A few days later, the company quashed the IPO altogether. It released a statement saying that it was voluntarily requesting that it be delisted from the NASDAQ, where it would have traded under the symbol CCFI. About 11 million shares had been planned to be sold.
If Community Choice Financial had come to market with this deal, it would have been significant. The company is a part of a growing industry that is capitalizing on serving the so-called unbanked and underbanked. These consumers often have poor or bad credit, and are unable to obtain financial services through large, traditional banks.
Community Choice Financial, and companies like it, provide short-term consumer loans, check cashing, prepaid debit cards, money transfers, bill payments, and money orders. These companies tout themselves as being important because they fill a void left by big banks that make it nearly impossible for a large and growing number of consumers to conduct their basic financial business.
These companies have come under fire because of the exorbitant amount of fees they charge their customers for providing their services. The payday lending industry has especially come under fire for what it charges. A customer that borrows $100 could end up owing $130 when the loan comes due, typically two weeks later. That could amount to an annual interest rate of 650%.
Sure, this is steep, but to the person who can't pay their phone bill, the amount is often worth it. Unfortunately, as the economy tanked, more people have been put in the harrowing position of living from paycheck to paycheck.

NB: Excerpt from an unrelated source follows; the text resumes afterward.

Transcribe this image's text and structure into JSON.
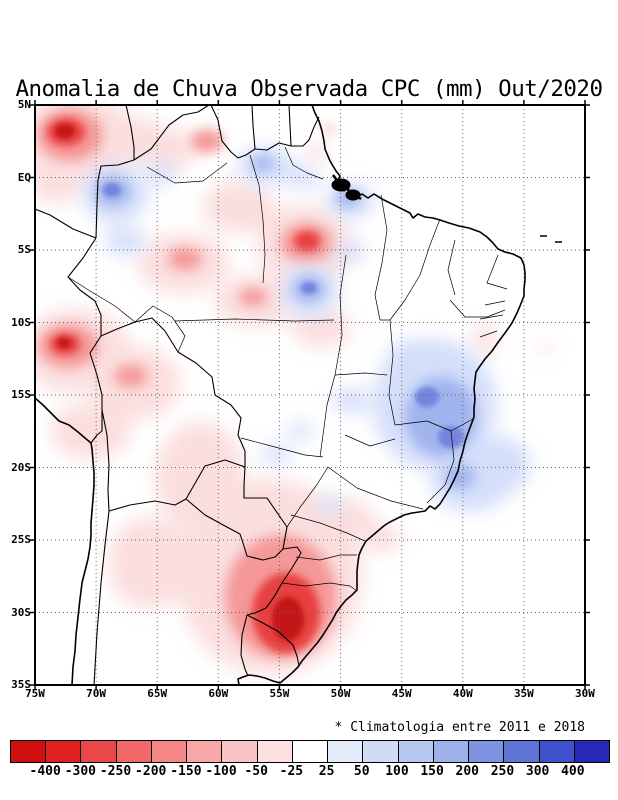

Some fall victim to scams that only aggravate the situation. States have taken steps to ban companies like Community Choice Financial to protect consumers. Also, the Federal Trade Commission has even sued companies over their practices, and this includes Community Choice Financial.
It remains to be seen if Community Choice Financial will attempt to go public again. Considering how this industry is growing by leaps and bounds, it will not be a surprise if more such companies attempt to go public.